Abstract: : Purpose: We have previously used in situ hybridization methods to determine the expression of MT1–MMP (MMP–14). Our previous immunolocalization experiments showed variable specificity of commercially–available and in–house anti–MT1–MMP antibodies. Our purpose was to develop a MT1–MMP transgenic mouse and characterize MT1–MMP expression and its promoter activity in the cornea. Methods: In the first phase of the current studies, we developed a MT1–MMP promoter GFP transgenic mouse for further exploration of the role of MT1–MMP in corneal wound healing and neovascularization. To confirm the promoter activities, we used transient transfection assays in immortalized corneal fibroblasts of mouse MT1–MMP promoter luciferase constructs which were generously provided by Dr. J. Madri; Yale University. Mouse fibroblasts (104) were grown in 24 well plates of DMEM medium containing 10% heat–inactivated fetal calf serum and transfected with 2ug of MT1–MMP luciferase constructs. The transfected cells were grown for 15 h, washed once with Tris–buffered saline and lysed. Luciferase activities were determined with a luminometer. MT1–MMP promoter–GFP constructs were generated, transiently expressed in NIH–3T3 cells. Heterozygote transgenic mice were generated on a 129J background. Breeding colonies were established and GFP positive mice were generated, as confirmed by Polymerase Chain Reaction. Immunolocalization of corneal GFP expression was also determined by anti–GFP antibodies.
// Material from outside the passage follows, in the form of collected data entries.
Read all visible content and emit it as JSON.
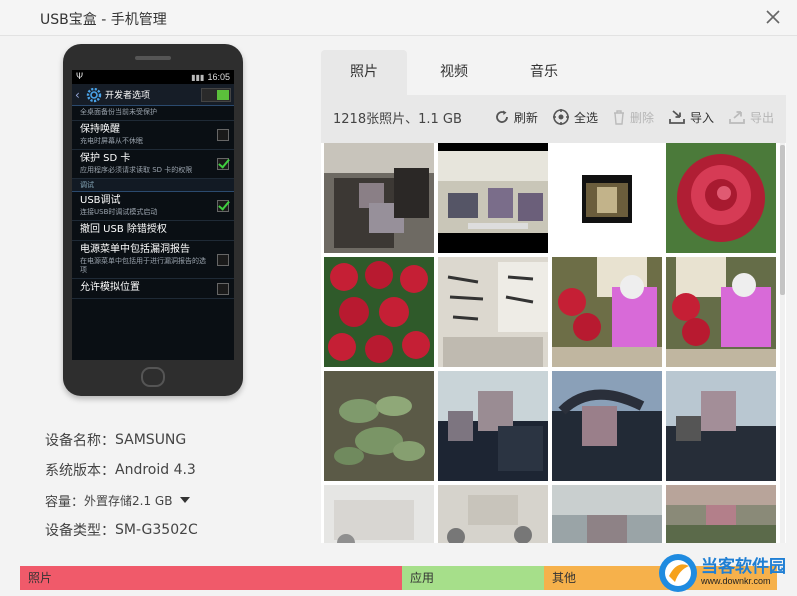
{
  "window": {
    "title": "USB宝盒 - 手机管理"
  },
  "phone": {
    "status_time": "16:05",
    "status_left": "Ψ",
    "action_title": "开发者选项",
    "items": [
      {
        "title": "",
        "desc": "全桌面备份当前未受保护",
        "checkbox": false,
        "checked": false
      },
      {
        "title": "保持唤醒",
        "desc": "充电时屏幕从不休眠",
        "checkbox": true,
        "checked": false
      },
      {
        "title": "保护 SD 卡",
        "desc": "应用程序必须请求读取 SD 卡的权限",
        "checkbox": true,
        "checked": true
      },
      {
        "section": "调试"
      },
      {
        "title": "USB调试",
        "desc": "连接USB时调试模式启动",
        "checkbox": true,
        "checked": true
      },
      {
        "title": "撤回 USB 除错授权",
        "desc": "",
        "checkbox": false,
        "checked": false
      },
      {
        "title": "电源菜单中包括漏洞报告",
        "desc": "在电源菜单中包括用于进行漏洞报告的选项",
        "checkbox": true,
        "checked": false
      },
      {
        "title": "允许模拟位置",
        "desc": "",
        "checkbox": true,
        "checked": false
      }
    ]
  },
  "device": {
    "name_label": "设备名称：",
    "name_value": "SAMSUNG",
    "version_label": "系统版本：",
    "version_value": "Android 4.3",
    "storage_label": "容量：",
    "storage_value": "外置存储2.1 GB",
    "type_label": "设备类型：",
    "type_value": "SM-G3502C"
  },
  "tabs": [
    {
      "label": "照片",
      "active": true
    },
    {
      "label": "视频",
      "active": false
    },
    {
      "label": "音乐",
      "active": false
    }
  ],
  "toolbar": {
    "summary": "1218张照片、1.1 GB",
    "refresh": "刷新",
    "select_all": "全选",
    "delete": "删除",
    "import": "导入",
    "export": "导出"
  },
  "storage_bar": {
    "photos": "照片",
    "apps": "应用",
    "other": "其他",
    "colors": {
      "photos": "#f05a6a",
      "apps": "#a6df8a",
      "other": "#f6b14b"
    }
  },
  "watermark": {
    "name": "当客软件园",
    "url": "www.downkr.com"
  }
}
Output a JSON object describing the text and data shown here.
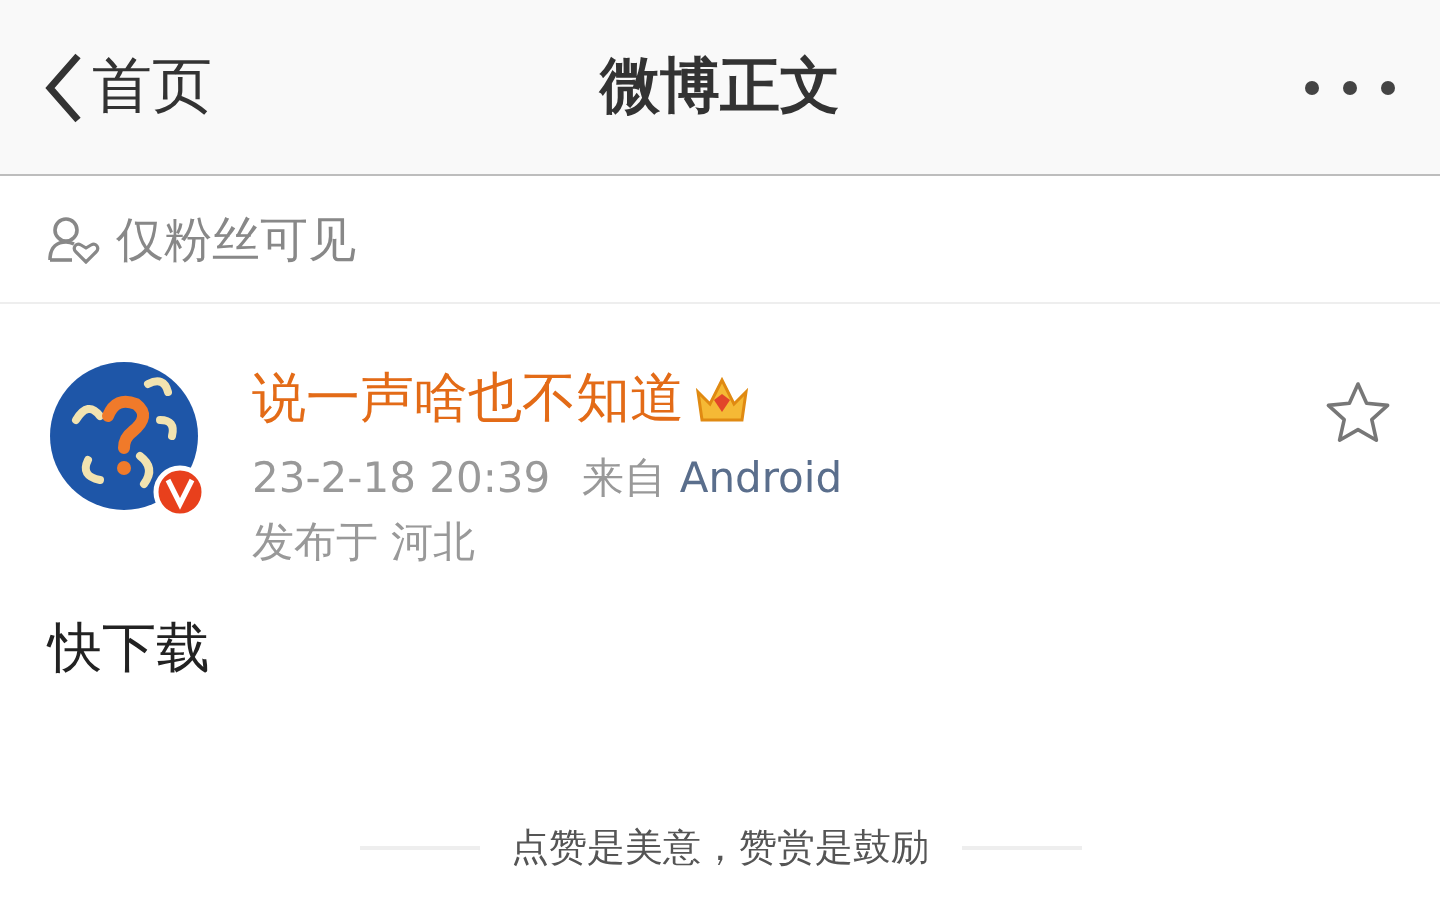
{
  "header": {
    "back_label": "首页",
    "title": "微博正文"
  },
  "visibility": {
    "label": "仅粉丝可见"
  },
  "post": {
    "author": "说一声啥也不知道",
    "timestamp": "23-2-18 20:39",
    "source_prefix": "来自",
    "source": "Android",
    "location": "发布于 河北",
    "starred": false,
    "content": "快下载"
  },
  "footer": {
    "text": "点赞是美意，赞赏是鼓励"
  }
}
Results: Corneal fibroblast transiently transfected with MT1–MMP promoter–luciferase constructs (220, 300, 400, 760, 1050, and 3300) displayed that MT1–MMP promoter (1050) produced higher luciferase activity. Gross examination of the MT1–MMP promoter–GFP transgenic mice showed no obvious abnormalities. There were no gross abnormalities in the cornea and anterior segments. Immunolocalization confirmed the presence of GFP in the unwounded corneal epithelium and stroma. Conclusions: This is the first report of a successful attempt at generating MT1–MMP promoter GFP transgenic mice. The absence of obvious abnormalities in the corneas and the ability to detect GFP in unwounded corneal tissue suggest this animal model may be helpful in increasing our understanding of the role of MT1–MMP in corneal wound healing and ocular neovascularization in vivo.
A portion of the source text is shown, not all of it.